Breaking News
Loading...
Thursday, 12 January 2012

Info Post

JANUARY 12, 2012

GENRE: COMEDIC, ZOMBIE

SOURCE: DVD (ONLINE RENTAL)

I certainly didn’t LIKE Return of the Living Dead 4: Necropolis, but I will stand by my claim that it was a mild improvement on the 2nd film, which inexplicably brought back two actors to play different characters, focused too heavily on the comedy, and neglected to use the already established story from the original to create a faster pace – if anything it was SLOWER. Necropolis, on the other hand, suffered from some of the same problems… just in a slightly better way. However, Return Of The Living Dead 5: Rave To The Grave, is just as abysmal as ROTLD2, possibly even worse; the only interesting thing about it is that it actually mirrors that one in ways that I assume are not intentional.

The biggest is that it once again brings back actors from the previous film but doesn’t continue their actual character arcs. But it’s WORSE than 2, because there they were supposed to be different people in similar situations (how audiences were supposed to understand that, I have no idea), whereas here they are the same characters but have seemingly forgotten everything that happened to them in the previous movie! It’s Peter Coyote’s nephew and his girlfriend again, yet they have not only forgotten about Coyote’s attempts to kill them (he dies in the first 5 minutes of this one and the kid is actually broken up about it), but they seemingly don’t even recall anything about the zombies! Granted, I haven’t exactly stored the 90 minutes of Necropolis on my brain’s hard drive, but I’m pretty sure I’d remember if the characters were all brain wiped at the end of the film.

And again, despite the fact that the zombie problem has already started, we AGAIN have to start all over, which allows the filmmakers to keep the film from having any real action until the final reel. It’s a problem in pretty much every movie, which is unique to this particular zombie series – Romero only rebooted it once (in Diary), otherwise he always used the previously established problem as a means of getting into the meat of his story, which is what any intelligent screenwriter will do. But these two movies were written by Bill Butler, who also gave us gems like Demonic Toys 2 and Gingerdead Man, so telling a good story doesn’t seem to be something that concerns him.

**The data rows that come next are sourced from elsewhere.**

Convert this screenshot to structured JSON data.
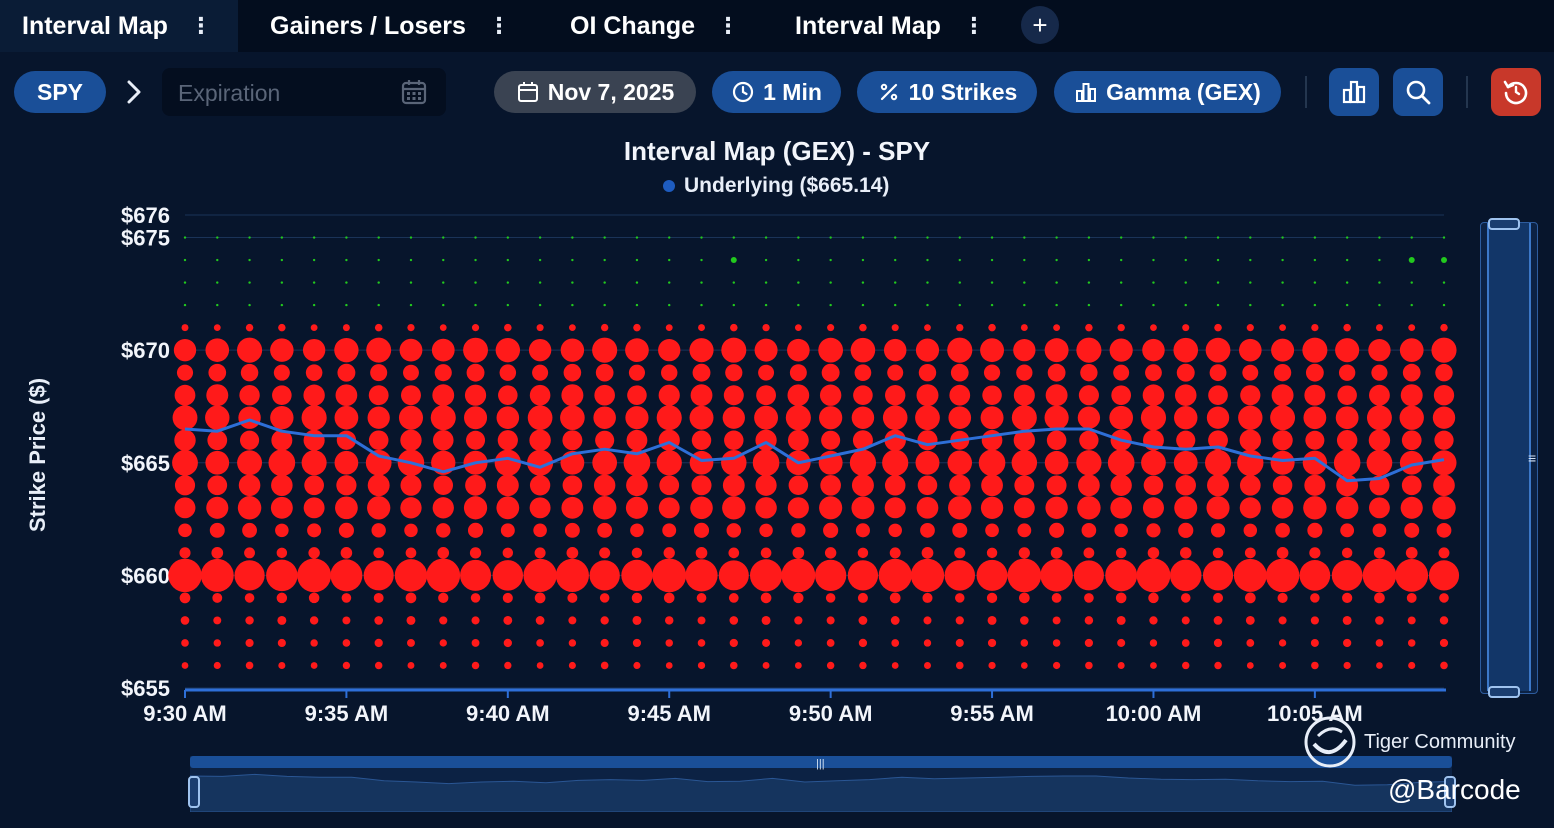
{
  "tabs": [
    {
      "label": "Interval Map",
      "active": true
    },
    {
      "label": "Gainers / Losers",
      "active": false
    },
    {
      "label": "OI Change",
      "active": false
    },
    {
      "label": "Interval Map",
      "active": false
    }
  ],
  "add_tab_label": "+",
  "tab_menu_glyph": "⋮",
  "toolbar": {
    "ticker": "SPY",
    "expiration_placeholder": "Expiration",
    "date": "Nov 7, 2025",
    "interval": "1 Min",
    "strikes": "10 Strikes",
    "metric": "Gamma (GEX)"
  },
  "icons": [
    "calendar-icon",
    "clock-icon",
    "percent-icon",
    "bar-chart-icon",
    "search-icon",
    "reset-icon",
    "chevron-right-icon"
  ],
  "colors": {
    "background": "#07152c",
    "accent": "#1a4f98",
    "reset": "#c8382a",
    "underlying_line": "#2e6fd8",
    "negative_gex": "#ff1a1a",
    "positive_gex": "#22c91e"
  },
  "watermark": {
    "text": "Tiger Community",
    "handle": "@Barcode"
  },
  "chart_data": {
    "type": "scatter",
    "title": "Interval Map (GEX) - SPY",
    "xlabel": "",
    "ylabel": "Strike Price ($)",
    "x_tick_labels": [
      "9:30 AM",
      "9:35 AM",
      "9:40 AM",
      "9:45 AM",
      "9:50 AM",
      "9:55 AM",
      "10:00 AM",
      "10:05 AM"
    ],
    "y_tick_labels": [
      "$676",
      "$675",
      "$670",
      "$665",
      "$660",
      "$655"
    ],
    "y_ticks": [
      676,
      675,
      670,
      665,
      660,
      655
    ],
    "ylim": [
      655,
      676
    ],
    "x_range_minutes": [
      0,
      39
    ],
    "legend": {
      "placement": "top-center",
      "entries": [
        "Underlying ($665.14)"
      ]
    },
    "grid": true,
    "underlying_series": {
      "name": "Underlying ($665.14)",
      "x_minutes": [
        0,
        1,
        2,
        3,
        4,
        5,
        6,
        7,
        8,
        9,
        10,
        11,
        12,
        13,
        14,
        15,
        16,
        17,
        18,
        19,
        20,
        21,
        22,
        23,
        24,
        25,
        26,
        27,
        28,
        29,
        30,
        31,
        32,
        33,
        34,
        35,
        36,
        37,
        38,
        39
      ],
      "price": [
        666.5,
        666.4,
        666.9,
        666.4,
        666.2,
        666.2,
        665.3,
        665.0,
        664.6,
        665.0,
        665.2,
        664.8,
        665.4,
        665.6,
        665.4,
        665.9,
        665.1,
        665.2,
        665.9,
        665.0,
        665.3,
        665.6,
        666.2,
        665.8,
        666.0,
        666.2,
        666.4,
        666.5,
        666.5,
        666.0,
        665.7,
        665.6,
        665.7,
        665.3,
        665.1,
        665.2,
        664.2,
        664.3,
        664.9,
        665.14
      ]
    },
    "gex_bubbles": {
      "description_sign": "red = negative gamma exposure, green = positive gamma exposure",
      "strikes": [
        675,
        674,
        673,
        672,
        671,
        670,
        669,
        668,
        667,
        666,
        665,
        664,
        663,
        662,
        661,
        660,
        659,
        658,
        657,
        656
      ],
      "relative_magnitude": [
        0.05,
        0.08,
        0.05,
        0.04,
        0.05,
        0.55,
        0.28,
        0.42,
        0.55,
        0.4,
        0.62,
        0.42,
        0.48,
        0.2,
        0.12,
        1.0,
        0.1,
        0.07,
        0.06,
        0.05
      ],
      "sign": [
        "pos",
        "pos",
        "pos",
        "pos",
        "neg",
        "neg",
        "neg",
        "neg",
        "neg",
        "neg",
        "neg",
        "neg",
        "neg",
        "neg",
        "neg",
        "neg",
        "neg",
        "neg",
        "neg",
        "neg"
      ],
      "highlighted_positive_at": [
        {
          "minute": 17,
          "strike": 674
        },
        {
          "minute": 38,
          "strike": 674
        },
        {
          "minute": 39,
          "strike": 674
        }
      ]
    }
  }
}
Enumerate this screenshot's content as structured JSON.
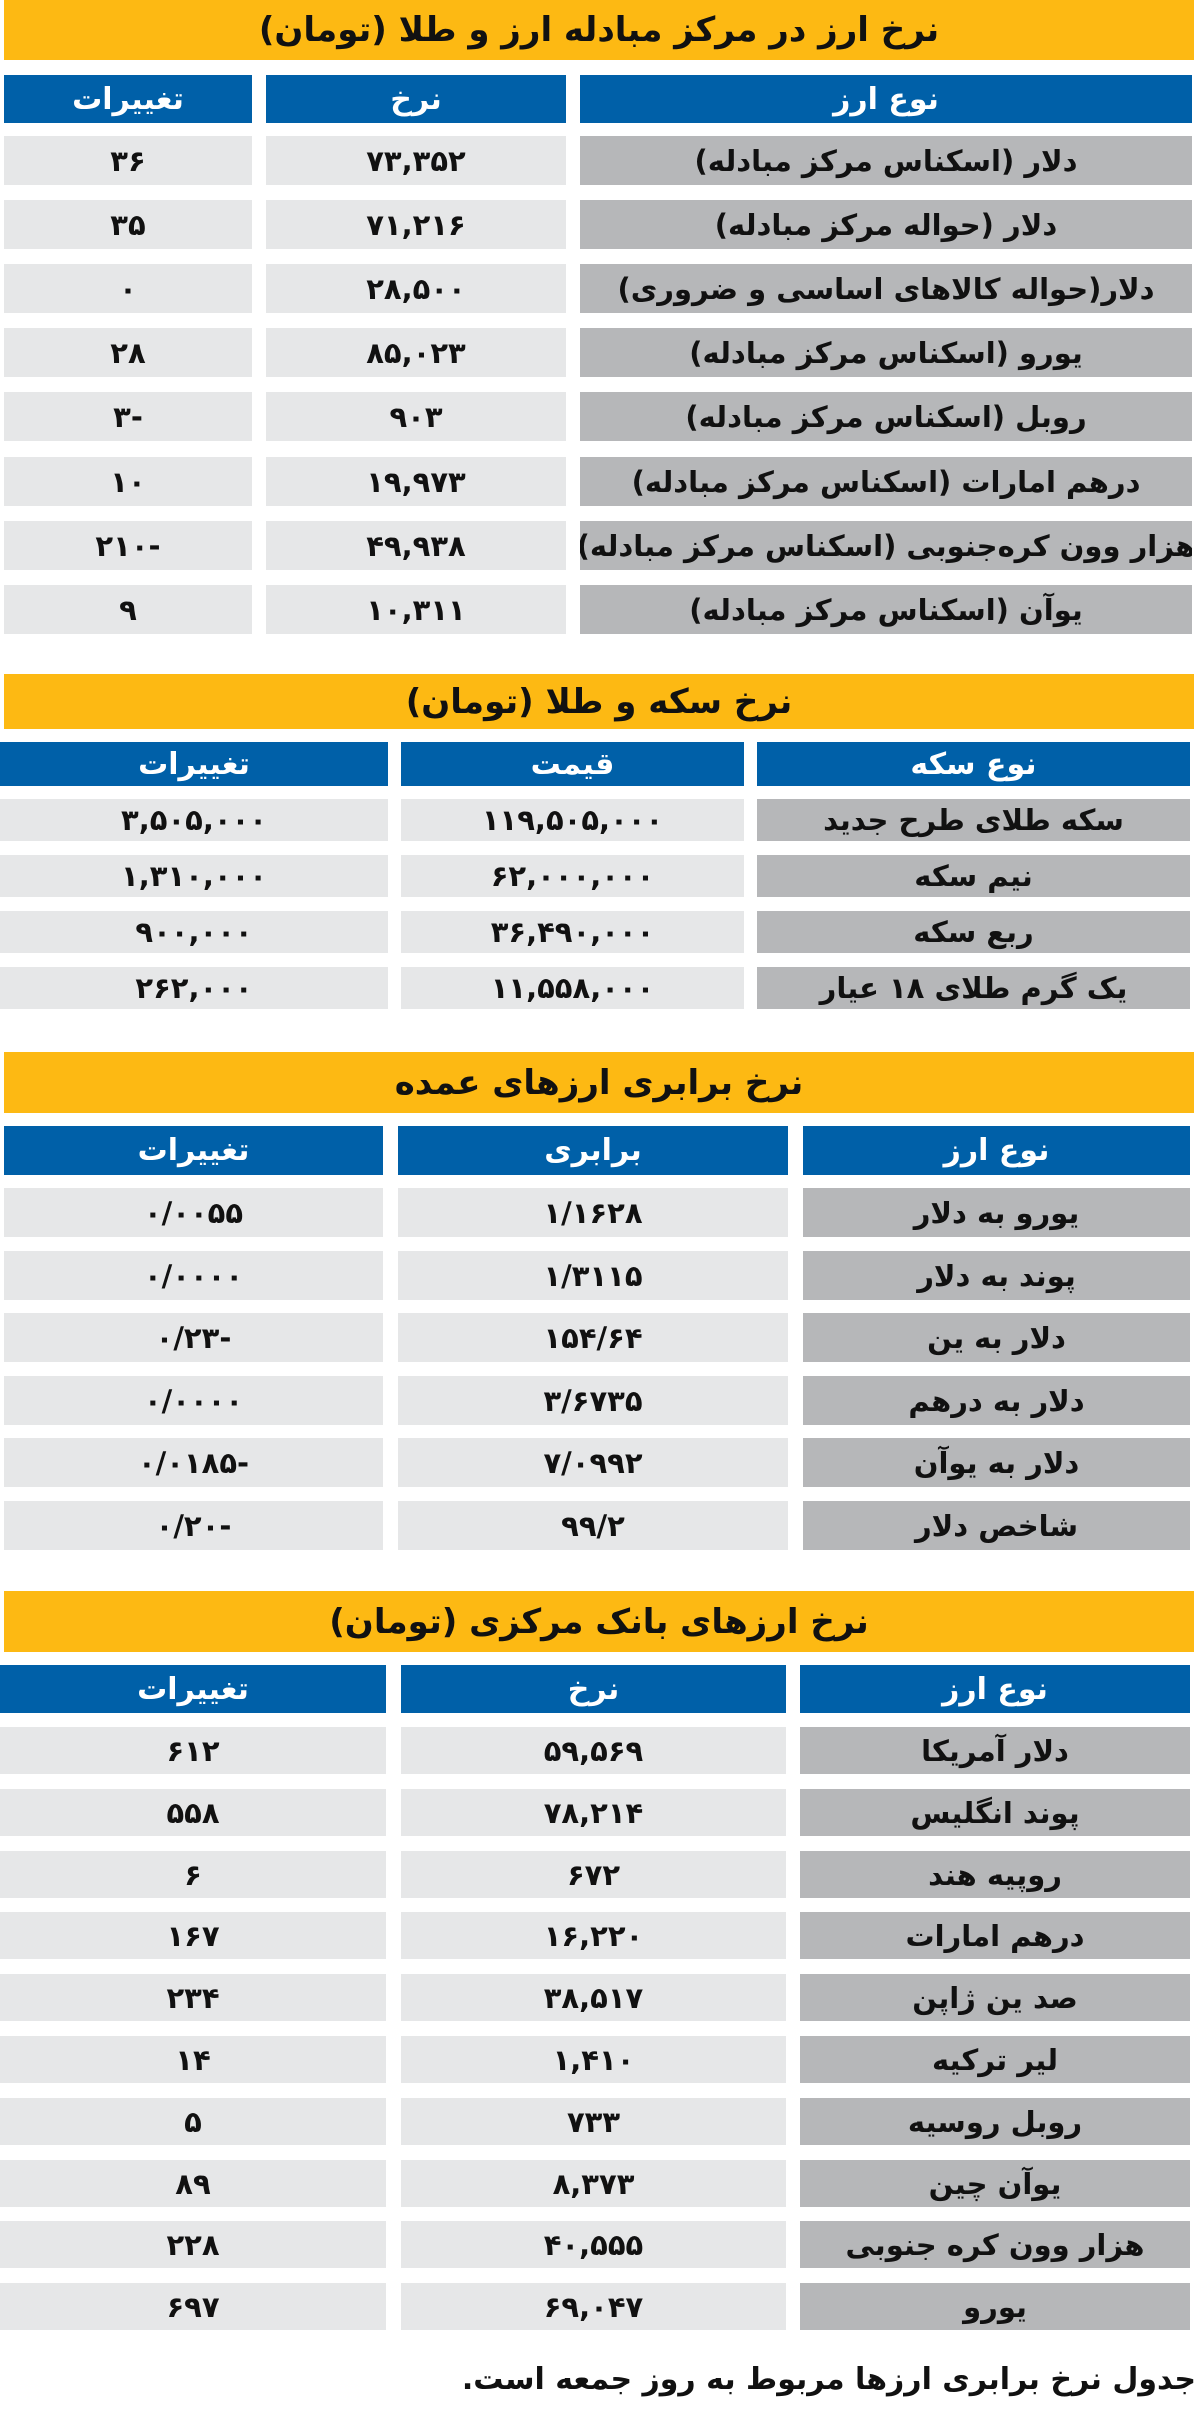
{
  "colors": {
    "title_bar": "#FDB913",
    "header": "#0060A8",
    "label_cell": "#B6B7B9",
    "value_cell": "#E6E7E8"
  },
  "tables": [
    {
      "title": "نرخ ارز در مرکز مبادله ارز و طلا (تومان)",
      "headers": [
        "نوع ارز",
        "نرخ",
        "تغییرات"
      ],
      "rows": [
        [
          "دلار (اسکناس مرکز مبادله)",
          "۷۳,۳۵۲",
          "۳۶"
        ],
        [
          "دلار (حواله مرکز مبادله)",
          "۷۱,۲۱۶",
          "۳۵"
        ],
        [
          "دلار(حواله کالاهای اساسی و ضروری)",
          "۲۸,۵۰۰",
          "۰"
        ],
        [
          "یورو (اسکناس مرکز مبادله)",
          "۸۵,۰۲۳",
          "۲۸"
        ],
        [
          "روبل (اسکناس مرکز مبادله)",
          "۹۰۳",
          "-۳"
        ],
        [
          "درهم امارات (اسکناس مرکز مبادله)",
          "۱۹,۹۷۳",
          "۱۰"
        ],
        [
          "هزار وون کره‌جنوبی (اسکناس مرکز مبادله)",
          "۴۹,۹۳۸",
          "-۲۱۰"
        ],
        [
          "یوآن (اسکناس مرکز مبادله)",
          "۱۰,۳۱۱",
          "۹"
        ]
      ]
    },
    {
      "title": "نرخ سکه و طلا  (تومان)",
      "headers": [
        "نوع سکه",
        "قیمت",
        "تغییرات"
      ],
      "rows": [
        [
          "سکه طلای طرح جدید",
          "۱۱۹,۵۰۵,۰۰۰",
          "۳,۵۰۵,۰۰۰"
        ],
        [
          "نیم سکه",
          "۶۲,۰۰۰,۰۰۰",
          "۱,۳۱۰,۰۰۰"
        ],
        [
          "ربع سکه",
          "۳۶,۴۹۰,۰۰۰",
          "۹۰۰,۰۰۰"
        ],
        [
          "یک گرم طلای ۱۸ عیار",
          "۱۱,۵۵۸,۰۰۰",
          "۲۶۲,۰۰۰"
        ]
      ]
    },
    {
      "title": "نرخ برابری ارزهای عمده",
      "headers": [
        "نوع ارز",
        "برابری",
        "تغییرات"
      ],
      "rows": [
        [
          "یورو به دلار",
          "۱/۱۶۲۸",
          "۰/۰۰۵۵"
        ],
        [
          "پوند به دلار",
          "۱/۳۱۱۵",
          "۰/۰۰۰۰"
        ],
        [
          "دلار به ین",
          "۱۵۴/۶۴",
          "-۰/۲۳"
        ],
        [
          "دلار به درهم",
          "۳/۶۷۳۵",
          "۰/۰۰۰۰"
        ],
        [
          "دلار به یوآن",
          "۷/۰۹۹۲",
          "-۰/۰۱۸۵"
        ],
        [
          "شاخص دلار",
          "۹۹/۲",
          "-۰/۲۰"
        ]
      ]
    },
    {
      "title": "نرخ ارزهای بانک مرکزی (تومان)",
      "headers": [
        "نوع ارز",
        "نرخ",
        "تغییرات"
      ],
      "rows": [
        [
          "دلار آمریکا",
          "۵۹,۵۶۹",
          "۶۱۲"
        ],
        [
          "پوند انگلیس",
          "۷۸,۲۱۴",
          "۵۵۸"
        ],
        [
          "روپیه هند",
          "۶۷۲",
          "۶"
        ],
        [
          "درهم امارات",
          "۱۶,۲۲۰",
          "۱۶۷"
        ],
        [
          "صد ین ژاپن",
          "۳۸,۵۱۷",
          "۲۳۴"
        ],
        [
          "لیر ترکیه",
          "۱,۴۱۰",
          "۱۴"
        ],
        [
          "روبل روسیه",
          "۷۳۳",
          "۵"
        ],
        [
          "یوآن چین",
          "۸,۳۷۳",
          "۸۹"
        ],
        [
          "هزار وون کره جنوبی",
          "۴۰,۵۵۵",
          "۲۲۸"
        ],
        [
          "یورو",
          "۶۹,۰۴۷",
          "۶۹۷"
        ]
      ]
    }
  ],
  "footer": "جدول نرخ برابری ارزها مربوط به روز جمعه است."
}
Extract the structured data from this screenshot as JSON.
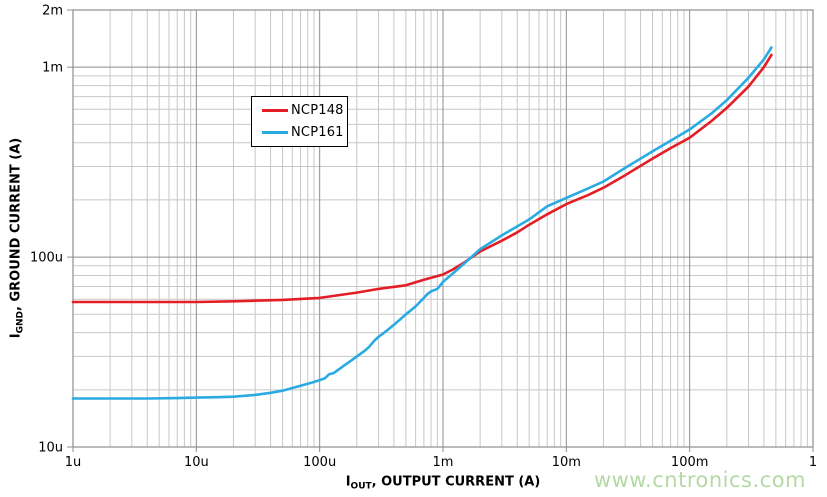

But yeah, it’s Rave to the Grave – I shouldn’t expect wacky things like decent storytelling or interesting characters. Nor would I care that the movie lacked them, IF it was actually entertaining on some level, which it is not. Again, the zombie outbreak starts from scratch, so the promised “Rave” doesn’t even START until past the movie’s one hour mark, and then there’s a bit before the zombies start showing up there. The movie’s only good idea is that the Trioxin has found its way into some designer drugs, so all the idiots that are at the rave are popping the pills and turning, and no one else thinks much of it because they’re also high or just “feeling the music” or whatever it is that people at raves do instead of playing Skyrim like normal folks (level 26! Almost maxed on Smithing!). But even though they set up that pretty much everyone in attendance will turn into a zombie, it’s remarkably low-key, and even when “all hell breaks loose” they keep stopping the action to focus on two characters talking in a room or isolated, meaningless gags involving less than a handful of zombies attacking one dude.

They also bring back the Tarman, who earns one of the movie’s few laughs (and is given a nice modern makeup look by John Vulich) but it reeks of desperation, serving only to remind us exactly how far the series has fallen. It also just makes their refusal to follow the original’s “rules” more puzzling – it’s the same Trioxin, Tarman’s still around, etc – so why does a shot to the head actually work now, when the fact that it WOULDN’T was such a big factor in the original? And how many cans of this shit can possibly fall into the wrong hands, anyway? Coyote mentions that it’s one of the “original” cans – in 20 years they still haven’t found them all? It’s the rare sequel that would have been better if they had just ignored the other entries – at least then I could assume they slapped the title on an unrelated movie, a la all of those Demons “sequels”. But by constantly trying to tie it in, they just make it worse for themselves.

The only saving grace is Jenny Mollen, who plays the female lead and seems to be the only actor in the film capable of delivering a line (that she’s one of the few non-Bulgarians helps), and like Lance Henriksen, doesn’t let the fact that this is a worthless role in an equally worthless film deter her from actually putting some effort into it. I guess Coyote is as good as always too, but since he’s dead before the end of the first chapter it’s kind of hard to judge.

This was shot back to back with Necropolis*, which probably accounts for why that one was “not TOO terrible” and this one is “somehow more awful than you’d expect”, because they probably put more money/effort into that one and were all just burned out by the time this thing rolled. Someday there will actually be a good 2nd entry in a back to back production (every single one of them has failed – excepting LOTR which is a wholly unique situation), but until then we can continue to use movies like this as an example of why they shouldn’t even try in the first place.

What say you?

*According to an IMDb post, the scripts for the two films were actually swapped before production, so perhaps the giant plot holes were caused from that. However it doesn’t help much – that means Coyote would have died before his far bigger role in the other movie! What a friggin mess.